Read the latest issue of The Dairy Bar, a bi-weekly report from IDFA partner Blimling and Associates, Inc., a dairy research and consulting firm based in Madison, Wisconsin. The Dairy Bar features spotlight data, key policy updates, and a one-minute video that covers timely topics for the dairy industry.
September 23, 2020: The Dairy Bar: Shifting Dynamics in the Restaurant Industry; USDA Announces New CFAP Payments; & Your Monthly Minute on the Latest USDA Cold Storage Report
Quick Bites: Shifting Dynamics in the Restaurant Industry
- COVID-19 continues to shape how – and where – consumers open their wallets. Retail sales extended a four-month winning streak in August, up 0.6% month-over-month, according to the U.S. Department of Commerce. Grocery stores remain a top destination for shoppers with sales up 10.0% from 2019.
- Restrictions are still a concern for the food service industry. Restaurant spending rose 4.7% last month but remained down 15.4% year-over-year.
- Even with the rebound in restaurant spending, many operators are struggling to stay afloat. The National Restaurant Association reported the virus will cause an estimated 100,000 businesses to close this year. That’s one in every six eating establishments. In a survey of restaurant operators, 40% told the association it’s unlikely their businesses will be open in six months without additional government aid.
- Closures haven’t been restricted to the food service industry. An Economic Impact Report released by Yelp shows 163,735 businesses shut their doors as of August 31. That’s up 23% from mid-July.
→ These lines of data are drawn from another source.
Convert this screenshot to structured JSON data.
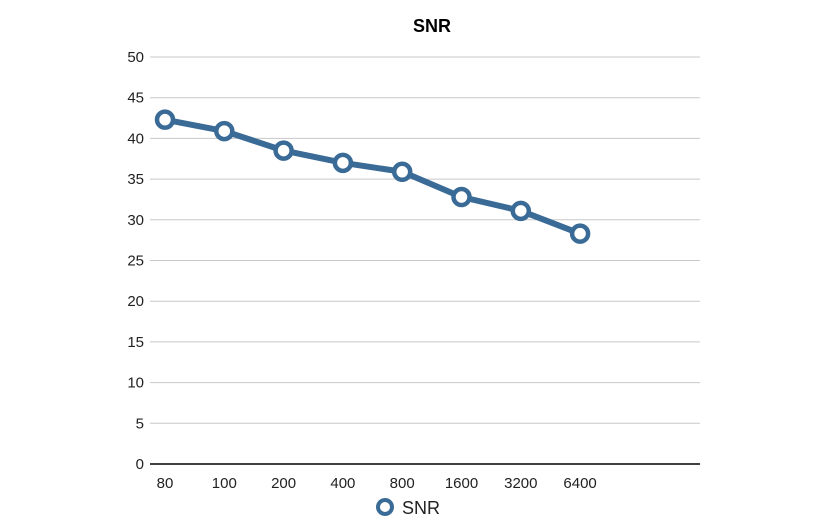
{
  "chart_data": {
    "type": "line",
    "title": "SNR",
    "xlabel": "",
    "ylabel": "",
    "categories": [
      "80",
      "100",
      "200",
      "400",
      "800",
      "1600",
      "3200",
      "6400"
    ],
    "series": [
      {
        "name": "SNR",
        "values": [
          42.3,
          40.9,
          38.5,
          37.0,
          35.9,
          32.8,
          31.1,
          28.3
        ]
      }
    ],
    "ylim": [
      0,
      50
    ],
    "yticks": [
      "0",
      "5",
      "10",
      "15",
      "20",
      "25",
      "30",
      "35",
      "40",
      "45",
      "50"
    ],
    "grid": true,
    "legend_position": "bottom-center",
    "colors": {
      "series_line": "#3a6a96",
      "marker_fill": "#ffffff",
      "grid": "#c8c8c8",
      "axis": "#000000"
    }
  }
}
Of that number, about 60% won’t reopen. Food trucks, men’s clothing stores, gift shops, and breakfast/brunch spots have taken the biggest hit.
- In mid-September, President Trump announced $13 billion in additional support for the U.S. farm sector through the Coronavirus Food Assistance Program (CFAP). That’s on top of $16 billion in relief doled out to farmers earlier this year. Together with a recent spat over funding for USDA’s Commodity Credit Corporation in the recent Continuing Resolution Spending Bill, U.S. farm supports have been shoved into the limelight more than usual. What’s going on at the farm level?
- It should come as no surprise that U.S. farm cash receipts have taken a beating this year with ongoing market volatility, trade uncertainty, and disruption throughout the supply chain. USDA estimates that farm market-based cash receipts will decline by about 3% year-over-year in 2020, based primarily on a squeeze in the livestock and dairy sectors.
- USDA estimates from early September – which don’t include the recently announced CFAP2 – suggest that U.S. farmers will receive more than $37 billion in government support this year. That accounts for more more than 35% of net farm income and taking overall net farm income to $103 billion, up 23% year-over-year.
- Include CFAP2 in that figure and direct aid could bump direct support up to around $50 billion – accounting for nearly 45% of net farm income.
- Direct payments to agricultural producers are coming from more avenues than just CFAP. They received $6 billion from the Paycheck Protection Program, while lingering Market Facilitation Program (trade mitigation) funds from 2019 account for about $4 billion in payments. And for dairy specifically, USDA estimates that it will pay out about $200 million though the Dairy Margin Coverage program in 2020.
- USDA’s 2020 spending has likely helped to keep some farms in business that otherwise would have folded. But this level of government spending on agriculture will be tough to repeat again. It seems possible that without a sizable jump in commodity values, the U.S. farm sector could remain under strain in the coming years.